RE: Would They Die for a Lie?
December 19, 2018 at 10:36 am
(This post was last modified: December 19, 2018 at 10:46 am by Drich.)
(December 19, 2018 at 5:15 am)Jehanne Wrote: And, of course, there is a Wikipedia article on this:
Quote:Persecution of Christians in the Roman Empire occurred intermittently over a period of over two centuries between the Great Fire of Rome in 64 AD under Nero Caesar and the Edict of Milan in 313 AD, in which the Roman Emperors Constantine the Great and Licinius legalised the Christian religion.
The persecution of Christians in the Roman Empire was carried out by the state and also by local authorities on a sporadic, ad hoc basis, often at the whims of local communities. Starting in 250 AD, empire-wide persecution took place as an indirect consequence of an edict by the emperor Decius. This edict was in force for eighteen months, during which time some Christians were killed while others apostatised to escape execution.
These persecutions heavily influenced the development of Christianity, shaping Christian theology and the structure of the Church. The effects of the persecutions included the writing of explanations and defenses of the Christian religion.
Wikipedia: Persecution of Christians in the Roman Empire
This is known as a tetary source meaning it has gone through several 'digestion cycles' to be compiled as a commentary. tetary sources are the weakest form of argugment because they can contain alot of personal conjecture and unsupported fact.
A secondary source would be one of the source links at the bottom of the wiki page that are often cited to support the personal conjecture found in the wiki page.
In this case A primary source is a direct 1st century transcript or letter from two known and vetted high ranking officials pertaining to this specific subject.
Primary sources trump all other forms of source material as primary sources direct from the people and time period. there is no conjecture or speculation no conclusions need be drawn as two people in authority from that time are laying out the policy the wiki page is trying to figure out 2000 years after the fact. why look there when you have an actual letter from the time? (because it does not fit your preferred world view)

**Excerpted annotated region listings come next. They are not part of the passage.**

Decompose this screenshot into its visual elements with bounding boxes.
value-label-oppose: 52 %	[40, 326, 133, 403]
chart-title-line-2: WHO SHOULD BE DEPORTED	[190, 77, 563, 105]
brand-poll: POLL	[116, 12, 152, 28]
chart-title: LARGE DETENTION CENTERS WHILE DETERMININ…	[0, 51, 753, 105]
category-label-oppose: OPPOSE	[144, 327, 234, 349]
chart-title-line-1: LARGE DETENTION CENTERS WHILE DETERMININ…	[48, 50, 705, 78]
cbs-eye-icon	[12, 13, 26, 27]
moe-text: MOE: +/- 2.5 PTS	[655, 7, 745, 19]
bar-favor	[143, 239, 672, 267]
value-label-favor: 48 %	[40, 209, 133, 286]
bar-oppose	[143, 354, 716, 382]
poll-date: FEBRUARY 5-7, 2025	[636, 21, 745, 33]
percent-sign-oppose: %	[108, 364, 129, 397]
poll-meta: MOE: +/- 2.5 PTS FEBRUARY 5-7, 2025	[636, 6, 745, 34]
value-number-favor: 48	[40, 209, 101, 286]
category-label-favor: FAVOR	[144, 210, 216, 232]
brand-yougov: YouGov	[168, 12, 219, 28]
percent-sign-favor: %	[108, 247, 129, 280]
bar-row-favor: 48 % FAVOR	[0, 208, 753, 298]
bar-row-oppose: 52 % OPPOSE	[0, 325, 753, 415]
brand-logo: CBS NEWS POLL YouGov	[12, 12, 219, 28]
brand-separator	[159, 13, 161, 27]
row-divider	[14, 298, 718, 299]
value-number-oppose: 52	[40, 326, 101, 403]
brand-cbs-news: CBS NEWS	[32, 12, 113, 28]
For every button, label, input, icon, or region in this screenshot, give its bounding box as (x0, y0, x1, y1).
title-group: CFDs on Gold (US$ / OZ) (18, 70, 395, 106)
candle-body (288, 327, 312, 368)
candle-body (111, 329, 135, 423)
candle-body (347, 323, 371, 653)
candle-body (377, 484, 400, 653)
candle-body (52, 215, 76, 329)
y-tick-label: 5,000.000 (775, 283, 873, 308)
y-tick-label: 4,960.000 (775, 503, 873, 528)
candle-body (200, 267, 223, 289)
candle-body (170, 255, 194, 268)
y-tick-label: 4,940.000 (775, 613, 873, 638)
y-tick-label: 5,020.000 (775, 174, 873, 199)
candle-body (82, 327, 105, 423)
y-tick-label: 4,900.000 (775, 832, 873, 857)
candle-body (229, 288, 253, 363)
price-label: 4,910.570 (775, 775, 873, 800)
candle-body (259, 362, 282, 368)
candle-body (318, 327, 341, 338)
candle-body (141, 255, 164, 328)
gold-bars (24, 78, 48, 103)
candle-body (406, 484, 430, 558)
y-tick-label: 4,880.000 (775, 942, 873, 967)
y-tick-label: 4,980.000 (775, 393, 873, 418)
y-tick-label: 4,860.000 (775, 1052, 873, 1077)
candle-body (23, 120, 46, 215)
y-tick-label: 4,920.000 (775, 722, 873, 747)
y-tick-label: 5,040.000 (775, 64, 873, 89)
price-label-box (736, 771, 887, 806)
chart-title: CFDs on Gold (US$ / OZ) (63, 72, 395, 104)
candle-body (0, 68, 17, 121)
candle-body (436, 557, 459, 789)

The letter in question shows Specific targeting of people who maintain their faith. This means the roman government per the emperor personal words to a regional governor gave imperial consent to hunt down all self admitted Christians. I don't think you understand what this means or how this changes the faith. It means no open door meeting/No church allowed as all the governor would have to do is have troops stand out side the church and round up everyone who showed up. Then Execute them. This means no evangelism as anyone caught preaching the gospel would be executed. This means out reach of any kind as all the government need do is feign need and arrest and execute anyone showing up in the name of God to provide relief. These are 3 foundational functions of the church.
Now did the hunt ramp up yes. In the second century they when from simply asking or trying to catch people in the act to an inquisition style of eradication.
Bottom line in the first century if you were Christian you died. if you were not or could demonstrate you had renounced the faith you would live. Christian=dead not christian = alive.
Would you even be arguing this if it were gay people instead of Christian? If the governor asked if you were gay and you said yes they would execute you and if you said no the would let you live. None of you would argue this was not persecution of gay people, but when christians endure this it is not persecution some how
Been a hypocrite long? do you even care you display such a telling double standard? How do you justify this double standard or do you simply pretend it is not there?
(December 19, 2018 at 3:24 am)Amarok Wrote:(December 18, 2018 at 4:23 pm)Jehanne Wrote: I have no idea why you would refer to Dr. Carrier as being "ilk". He is an independent scholar who has his opinions about things, but his academic credentials are foundational in the areas in which he does his research, even though his views are outside of mainstream scholarship.And the fact Christians were considered trouble makers
By the way, the reference above is to an undergraduate textbook in New Testament criticism and not one of Dr. Ehrman's popular books.
No, the early Christians were not killed because of their faith (if they were, they would have been murdered unconditionally); rather, some were executed because they placed allegiance to Jesus above that of Caesar, which put some of them at odds with the Empire.
Indeed, they pissed off the jews who in 70AD revolted against rome because in part the jews were not allowed to 'handel the christians in the way they thought the word of God commanded. As a result Rome destroyed the jewish religion by burning all of the text, destroying the temple taking all the valuable holy relics and smashing everything else.. then in a final stroke/attempt to destroy judaism the murdered all of the sadducees (the ruling priest class) meaning all the higher ups. in effect because they had no one who could orally cite the OT they had no temple to make sacrifice in they had no alter to sacrifice on OT judaism ended. This is what they did to the jews. Now for inciting the jews a bounty was put on the heads of christians. As rome did not care about messiahs or sons of God. They only cared about the tributary paying taxes and doing so without making a fuss. or they were broken.